Ponad 300 wniosków o unijne kontyngenty dostał resort gospodarki. Nie wszystkie są poprawne.
Ruszył wyścig o ilościowe kontyngenty ograniczające na stal, tekstylia i obuwie. Przedsiębiorcy mogli składać wnioski od 3 maja.
— W tym dniu wpłynęło 249 wniosków, a 4 maja kolejne 85. Ponad 80 proc. dotyczyło udzielania licencji w ramach tzw. klauzuli transportowej — dla towarów nadanych przed 1 maja. W pozostałych, firmy ubiegały się licencje importowe na stal i tekstylia — mówi Joanna Wacławik z Ministerstwa Gospodarki, Pracy i Polityki Społecznej.
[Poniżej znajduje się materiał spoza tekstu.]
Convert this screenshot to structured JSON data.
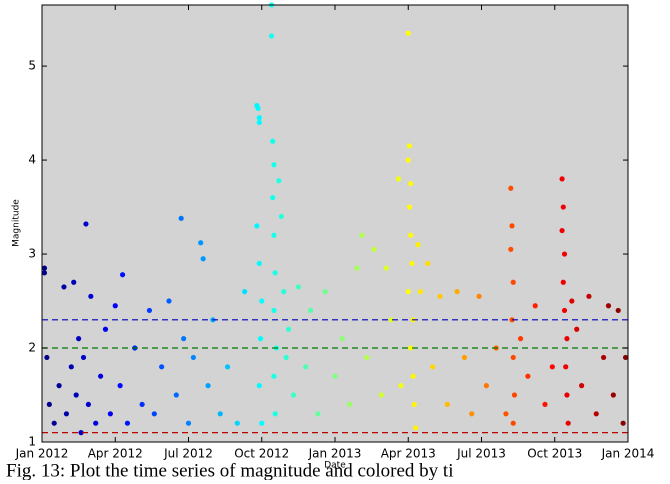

Dodaje, że niektórzy nie dostarczyli licencji eksportowych.
— Firmy muszą uzyskać licencję w kraju trzecim, z którego ma być importowany towar — wyjaśnia Joanna Wacławik.
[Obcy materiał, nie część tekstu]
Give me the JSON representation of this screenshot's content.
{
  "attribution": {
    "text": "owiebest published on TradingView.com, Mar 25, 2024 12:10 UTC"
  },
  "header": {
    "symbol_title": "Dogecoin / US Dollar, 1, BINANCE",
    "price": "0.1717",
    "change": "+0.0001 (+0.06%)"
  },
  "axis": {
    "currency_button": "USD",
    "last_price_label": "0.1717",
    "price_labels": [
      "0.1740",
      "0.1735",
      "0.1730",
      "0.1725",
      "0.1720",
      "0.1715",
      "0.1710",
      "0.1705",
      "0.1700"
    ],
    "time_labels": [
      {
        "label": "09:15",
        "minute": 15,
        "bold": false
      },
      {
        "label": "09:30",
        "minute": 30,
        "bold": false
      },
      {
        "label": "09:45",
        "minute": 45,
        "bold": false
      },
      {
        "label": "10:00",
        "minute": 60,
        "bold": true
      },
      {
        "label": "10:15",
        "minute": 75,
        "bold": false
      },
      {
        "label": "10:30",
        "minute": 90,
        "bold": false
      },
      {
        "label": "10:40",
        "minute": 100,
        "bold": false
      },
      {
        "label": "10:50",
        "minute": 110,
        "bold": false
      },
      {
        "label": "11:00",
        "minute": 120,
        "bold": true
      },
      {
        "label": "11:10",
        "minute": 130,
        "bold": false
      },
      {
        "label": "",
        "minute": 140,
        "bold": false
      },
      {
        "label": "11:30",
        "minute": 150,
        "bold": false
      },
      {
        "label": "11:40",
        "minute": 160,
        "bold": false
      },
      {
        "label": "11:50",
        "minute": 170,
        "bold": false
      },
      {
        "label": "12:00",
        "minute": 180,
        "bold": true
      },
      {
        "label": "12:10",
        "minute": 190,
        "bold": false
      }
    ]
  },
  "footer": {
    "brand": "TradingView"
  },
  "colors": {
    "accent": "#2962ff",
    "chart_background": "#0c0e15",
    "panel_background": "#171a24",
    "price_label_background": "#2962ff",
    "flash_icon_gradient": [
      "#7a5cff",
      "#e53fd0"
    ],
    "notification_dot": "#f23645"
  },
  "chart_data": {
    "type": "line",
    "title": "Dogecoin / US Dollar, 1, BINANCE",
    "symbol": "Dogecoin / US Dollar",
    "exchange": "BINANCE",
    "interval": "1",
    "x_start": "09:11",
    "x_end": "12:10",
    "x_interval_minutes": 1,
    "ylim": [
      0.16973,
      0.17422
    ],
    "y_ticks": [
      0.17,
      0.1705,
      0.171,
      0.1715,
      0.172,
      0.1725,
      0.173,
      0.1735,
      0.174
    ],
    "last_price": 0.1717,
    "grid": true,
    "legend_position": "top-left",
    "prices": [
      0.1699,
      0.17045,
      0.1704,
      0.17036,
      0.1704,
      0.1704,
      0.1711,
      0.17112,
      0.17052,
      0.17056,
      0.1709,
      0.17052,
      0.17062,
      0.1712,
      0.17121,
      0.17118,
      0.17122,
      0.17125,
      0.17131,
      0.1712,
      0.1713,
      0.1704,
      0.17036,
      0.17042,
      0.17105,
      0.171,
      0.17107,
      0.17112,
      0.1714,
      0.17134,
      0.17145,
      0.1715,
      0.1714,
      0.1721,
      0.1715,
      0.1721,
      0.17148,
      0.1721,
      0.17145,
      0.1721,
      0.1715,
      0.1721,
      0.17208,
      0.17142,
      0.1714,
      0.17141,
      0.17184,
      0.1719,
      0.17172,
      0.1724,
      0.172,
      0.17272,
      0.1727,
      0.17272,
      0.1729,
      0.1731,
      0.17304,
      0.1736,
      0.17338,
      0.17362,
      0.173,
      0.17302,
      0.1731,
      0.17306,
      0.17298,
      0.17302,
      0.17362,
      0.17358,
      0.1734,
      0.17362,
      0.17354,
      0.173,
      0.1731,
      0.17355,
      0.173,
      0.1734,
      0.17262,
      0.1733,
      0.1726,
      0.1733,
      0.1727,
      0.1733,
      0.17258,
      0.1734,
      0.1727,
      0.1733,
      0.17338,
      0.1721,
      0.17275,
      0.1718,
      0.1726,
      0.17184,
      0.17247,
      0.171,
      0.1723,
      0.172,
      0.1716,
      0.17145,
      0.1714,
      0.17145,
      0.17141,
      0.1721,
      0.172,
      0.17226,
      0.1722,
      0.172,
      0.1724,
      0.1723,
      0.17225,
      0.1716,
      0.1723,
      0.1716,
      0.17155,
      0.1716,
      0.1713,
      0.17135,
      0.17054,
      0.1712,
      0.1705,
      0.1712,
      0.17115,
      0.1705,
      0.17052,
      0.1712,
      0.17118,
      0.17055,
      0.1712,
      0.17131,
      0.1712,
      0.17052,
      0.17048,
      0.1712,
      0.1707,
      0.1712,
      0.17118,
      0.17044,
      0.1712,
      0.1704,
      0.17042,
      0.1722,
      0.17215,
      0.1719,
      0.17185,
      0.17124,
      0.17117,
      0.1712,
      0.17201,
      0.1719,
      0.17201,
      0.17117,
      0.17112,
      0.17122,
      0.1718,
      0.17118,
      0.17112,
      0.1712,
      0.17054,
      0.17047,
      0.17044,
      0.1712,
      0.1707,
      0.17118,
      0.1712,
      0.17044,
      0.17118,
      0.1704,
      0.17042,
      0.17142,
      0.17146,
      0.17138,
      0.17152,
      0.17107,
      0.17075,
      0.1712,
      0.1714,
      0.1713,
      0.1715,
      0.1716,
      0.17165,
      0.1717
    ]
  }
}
Ilościowe kontyngenty, ograniczające dostęp niektórych artykułów do rynku UE, są przyznawane co do zasady: kto pierwszy, ten lepszy. Starają się o nie firmy z 25 krajów. Wnioski są przyjmowane w MGPiPS w Warszawie przy placu Trzech Krzyży 3/5. Można je składać: osobiście, faksem i pocztą.